The two-day conference was convened by International Cocoa Diplomacy (ICD) in collaboration with NielsenSmith, and brought together stakeholders from across the cocoa value chain, including policymakers, producers, financiers, and sustainability experts
Cocoaradar editor Anthony Myers, joined discussions spanning sustainability regulation, trade sovereignty, finance, and technology-driven transformation framed by a central question: how can cocoa-producing countries move from adapting to global rules toward shaping them?

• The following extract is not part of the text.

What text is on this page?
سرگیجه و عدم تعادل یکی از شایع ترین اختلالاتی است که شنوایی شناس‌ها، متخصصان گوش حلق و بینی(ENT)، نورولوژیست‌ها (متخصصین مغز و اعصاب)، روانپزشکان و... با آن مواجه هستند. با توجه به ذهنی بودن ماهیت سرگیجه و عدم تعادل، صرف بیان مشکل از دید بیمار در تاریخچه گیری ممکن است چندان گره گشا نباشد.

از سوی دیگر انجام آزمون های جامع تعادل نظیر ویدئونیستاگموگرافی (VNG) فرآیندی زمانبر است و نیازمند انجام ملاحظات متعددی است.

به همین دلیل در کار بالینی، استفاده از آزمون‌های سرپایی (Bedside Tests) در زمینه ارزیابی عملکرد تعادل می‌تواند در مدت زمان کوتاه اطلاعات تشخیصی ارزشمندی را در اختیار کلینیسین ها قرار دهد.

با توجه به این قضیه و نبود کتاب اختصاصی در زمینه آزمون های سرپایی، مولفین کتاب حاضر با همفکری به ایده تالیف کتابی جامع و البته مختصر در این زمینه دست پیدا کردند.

Across panels and keynote addresses, speakers emphasised that sustainability regulations – while necessary – risk reinforcing structural inequities if implemented without producer-country leadership.
New frameworks such as the EU Deforestation Regulation (EUDR), the Corporate Sustainability Due Diligence Directive (CSDDD), and the Carbon Border Adjustment Mechanism (CBAM) were repeatedly cited as reshaping market access and cost structures.
Participants warned that compliance costs, particularly for traceability and carbon accounting, could serve as de facto trade barriers for smallholder-dominated supply chains in West Africa and beyond. The prevailing sentiment, however, was not resistance – but repositioning.
“The issue is not whether producers comply,” one panellist noted. “It is whether they are empowered to design systems that work for farmers, ecosystems, and markets simultaneously.”